Homilía D. Alfonso

I DOMINGO DE ADVIENTO. Ciclo C 2021

Ya es Adviento. ¡Qué alegría: emprender ese camino de esperanza que nos llevará a Belén, para encontrar a un Niño que es la salvación del mundo! Una senda de descubrimiento interior. De vez en cuando, es bueno parar y mirar hacia adelante y también mirarnos por dentro para ver, con sinceridad, con qué contamos para hacer frente a todos los problemas que van surgiendo. No se trata solo de ver las dificultades, sino encontrar las soluciones. Abramos bien los ojos para no llamarnos a engaño y seamos realistas para percibir con claridad la lucha que hemos de emprender. Fuera desalientos. Nada de decir esto no lo arregla nadie. ¿Es posible la esperanza? Claro que es posible, el Señor está cerca y viene a transformarlo todo, dejémosle hacerlo. Tenemos tiempo por delante. A ponerse en marcha.

El otro día en las noticias podíamos ver el barrio de Philadelphia en donde hay más consumo de droga y más muertes por sobredosis. Allí estaban unas personas que deambulaban como idos, solo preocupados por su dosis. Se constataba esa triste realidad: el que llegaba hasta allí y empezaba a consumir, ya no volvía a su casa. Vivían enganchados, como fantasmas en su mundo gris.
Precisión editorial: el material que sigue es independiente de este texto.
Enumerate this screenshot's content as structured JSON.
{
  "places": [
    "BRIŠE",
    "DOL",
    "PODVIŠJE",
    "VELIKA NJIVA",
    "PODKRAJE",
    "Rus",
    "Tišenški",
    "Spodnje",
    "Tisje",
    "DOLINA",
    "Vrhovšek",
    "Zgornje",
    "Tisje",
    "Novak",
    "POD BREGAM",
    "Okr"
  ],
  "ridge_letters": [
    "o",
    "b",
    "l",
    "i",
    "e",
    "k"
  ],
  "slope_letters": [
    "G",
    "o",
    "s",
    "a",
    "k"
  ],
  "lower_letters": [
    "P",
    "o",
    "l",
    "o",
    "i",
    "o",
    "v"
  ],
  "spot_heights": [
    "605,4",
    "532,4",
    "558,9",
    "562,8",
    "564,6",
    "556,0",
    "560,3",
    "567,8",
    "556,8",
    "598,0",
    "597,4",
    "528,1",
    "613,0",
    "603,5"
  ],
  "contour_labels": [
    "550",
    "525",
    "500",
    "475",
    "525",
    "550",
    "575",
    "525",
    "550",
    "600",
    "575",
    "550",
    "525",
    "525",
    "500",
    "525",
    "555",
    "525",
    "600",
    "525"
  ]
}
¿No nos ocurrirá eso a nosotros? ¿No estaremos narcotizados con cosas que parecen normales, pero que nos hacen ir como perdidos en el día a día? Cuánto afán de ir rápido sin saborear nada, de irse quitando cosas de encima, para liberarse de no se sabe bien qué, y buscar distracciones muy poco convincentes. ¿Cuál es el horizonte de muchos? Quizá estar metidos en el trabajo durante la semana y preparando el fin de semana para desinhibirse, huyendo de la realidad. Y luego: vuelta a empezar. ¿En qué convertimos el trabajo o el tiempo de ocio? ¿en un refugio, con el afán de triunfar, o para buscar compensaciones, adaptadas a nuestro gusto? Eso da de sí lo que da de sí: muy poco… 

Cuántos ahogos que le dejan a uno depresivo o con ansiedad, porque aquello no funciona. Nos paramos un momento y ¿entonces qué? Es como si tuviéramos secuestrada el alma, vacía y sin capacidad de reacción, perdidos en nuestros laberintos interiores. No caigamos en la resignación engañados con sucedáneos que, ni por asomo, aportan algo que sea consistente. Ante eso ¿qué? Ante eso Dios: “levantaos, alzad la cabeza, se acerca vuestra liberación”. Es posible la esperanza.

Miremos hacia adelante y pongamos en nuestro horizonte a Dios, que viene a traer la buena noticia al hombre. Preguntémonos: ¿Qué nos sobra? ¿Qué nos falta? ¿Qué necesitamos?

1. ¿Qué nos sobra? El estar tan centrados en nosotros mismos. Nos damos demasiadas vueltas poniendo nuestro yo por delante. Y, aunque decimos que no a cosas a las que hay que decir que no, lo hacemos en la teoría, porque luego hacemos lo contrario en la práctica. Es como mezclar el aceite con el agua, o intentar soplar y sorber al mismo tiempo. No se puede. Hay cosas que se repelen: la gracia y el pecado, Dios y el diablo, la alegría y la tristeza. ¿Por qué queremos apostar por unas y otras?

2. ¿Qué nos falta? Nos falta confianza en Dios. Queremos ser nosotros los que van por delante marcando el camino. Y el camino es Cristo, no aceptemos gato por liebre. Digámosle: “Tú ganas, Señor”. ¿Cómo hacer? Cuidamos nuestro cuerpo, pero descuidamos nuestra alma. Y hemos de equilibrar las cosas: tener cabeza para que nuestro corazón no se embote. El Señor nos habla de juergas, borracheras y las inquietudes de la vida. ¿No es eso lo que, también hoy, nos tiene adormecidos y sin reaccionar? 

3. ¿Qué necesitamos? Necesitamos de una esperanza firme. Buscamos por un sitio y por otro, algo que cumpla nuestras expectativas, pero no terminamos de saber qué. Estamos envueltos en falsas seguridades. Tratamos de encontrar algo en las novedades que ofrece el mundo. Y no nos satisfacen porque se vende humo, soledad, vacío. Solo Cristo, el Señor, es el que nos da la respuesta. Volvamos a Él, que es el principio y el fin, el que verdaderamente nos comprende y nos quiere. Con Dios nos basta.

María Santísima es vida, dulzura, esperanza nuestra. Sigamos sus pasos en este Adviento.